Legislators were urged Wednesday to approve a bill submitted by Gov. Paul LePage to close an ethics law loophole that has allowed high-level state officials not to report millions in state payments to organizations run by themselves or their spouses.
The governor proposed the bill, L.D. 1806, shortly after publication of a Maine Center for Public Interest Reporting story that revealed that between 2003 and 2010 the state paid almost $235 million to such organizations.
“This legislation will help ensure that the citizens of Maine have a transparent and ethical government and I urge this committee to grant it a unanimous ‘ought to pass,’” said Sen. Nichi Farnham, R-Penobscot, who delivered the public hearing testimony before the Veterans and Legal Affairs Committee on behalf of the bill’s sponsor, Senate President Kevin Raye, R-Washington.
“This legislation,” said Farnham, “attempts to close loopholes in the laws governing financial disclosure by legislators and certain executive employees that quite frankly most of us did not realize were there.”
Current law requires only that legislators or high-level state employees report state purchases of goods or services worth more than $1,000 directly from the individual legislator or family member, not from a corporation or entity for which the legislator or family member works.
The proposed bill requires legislators, executive branch officials and constitutional officers, like the attorney general and secretary of state, to disclose if organizations they or family members were affiliated with – as owners or management-level employees – were paid more than $1,000 annually by the state.

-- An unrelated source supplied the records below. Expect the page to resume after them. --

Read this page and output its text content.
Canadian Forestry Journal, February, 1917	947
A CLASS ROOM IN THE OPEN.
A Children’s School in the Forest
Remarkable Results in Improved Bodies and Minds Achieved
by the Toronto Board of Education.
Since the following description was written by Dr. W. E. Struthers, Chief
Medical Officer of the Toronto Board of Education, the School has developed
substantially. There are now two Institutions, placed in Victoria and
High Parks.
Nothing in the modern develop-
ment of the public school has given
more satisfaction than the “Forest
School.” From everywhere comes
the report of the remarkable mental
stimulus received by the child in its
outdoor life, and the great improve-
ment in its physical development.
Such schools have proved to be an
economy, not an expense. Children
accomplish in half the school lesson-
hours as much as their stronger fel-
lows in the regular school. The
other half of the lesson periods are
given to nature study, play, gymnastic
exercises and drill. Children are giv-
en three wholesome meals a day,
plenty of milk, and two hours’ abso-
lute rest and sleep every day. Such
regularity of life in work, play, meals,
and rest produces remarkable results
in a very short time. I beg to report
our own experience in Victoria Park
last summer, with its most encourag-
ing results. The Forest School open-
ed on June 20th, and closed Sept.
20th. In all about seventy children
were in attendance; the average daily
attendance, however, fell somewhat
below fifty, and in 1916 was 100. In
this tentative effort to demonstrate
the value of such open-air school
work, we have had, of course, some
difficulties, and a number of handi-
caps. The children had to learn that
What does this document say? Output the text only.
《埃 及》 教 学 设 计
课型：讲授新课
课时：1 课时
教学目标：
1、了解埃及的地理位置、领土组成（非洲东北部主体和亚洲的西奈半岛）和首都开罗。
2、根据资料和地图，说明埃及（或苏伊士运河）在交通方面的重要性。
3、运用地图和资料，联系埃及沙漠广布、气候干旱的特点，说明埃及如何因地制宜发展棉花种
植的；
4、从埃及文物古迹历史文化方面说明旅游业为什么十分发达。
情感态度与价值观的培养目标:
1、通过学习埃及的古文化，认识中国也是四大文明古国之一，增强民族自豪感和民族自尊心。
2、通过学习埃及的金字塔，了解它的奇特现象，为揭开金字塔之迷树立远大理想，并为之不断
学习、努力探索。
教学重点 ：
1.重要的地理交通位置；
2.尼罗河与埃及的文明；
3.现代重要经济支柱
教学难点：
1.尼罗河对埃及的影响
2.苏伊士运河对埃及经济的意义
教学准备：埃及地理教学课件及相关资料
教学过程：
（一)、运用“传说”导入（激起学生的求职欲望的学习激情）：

“If you’re the greeter at Walmart and Walmart is doing business with the state you wouldn’t have to disclose that,” said Dan Billings, legal counsel for LePage. “If you’re the manager of Walmart and Walmart is doing business with the state, you’d have to disclose that.”
But that was the one section of the proposed legislation that came under attack during the hearing.
Former House Minority Leader Joe Bruno, a Republican from Raymond and a professional pharmacist, served as a legislator and was CEO and president of Goold Health Systems as well as a board member of the controlling group of Community Pharmacies when each of those businesses got millions of dollars in state contracts. Bruno told lawmakers that the disclosure requirement shouldn’t be restricted to managerial-level employees or owners.
“I’m in favor of this bill,” said Bruno. “But make it equal for everyone. Employees of pharmacies don’t have to disclose, I’m an owner and I have to disclose? Why should any manager be different from any employee who’s doing the same thing? Think about what you’re asking here when you just single out professional, executive managers.”
LePage’s proposed legislation closes another loophole documented in the Center’s story that has allowed departing legislators and officials to ignore the requirement to file financial disclosures each year if the filing deadline falls after they have left office or state employment.
In the past, lawmakers and high-level executive branch employees did not have to file a financial disclosure for their last year (or portion of a year) in state government. Bruno, for example, left office at the end of 2004. But when Ethics commission staffer Cyndi Phillips was asked for a copy of Bruno’s 2004 financial disclosure, she gave this response:
“Unfortunately, we do not have a disclosure form for Senator Bruno for 2004 because he would not have had to report until February 2005, when he no longer was in office.”
The work session on the bill is not yet scheduled.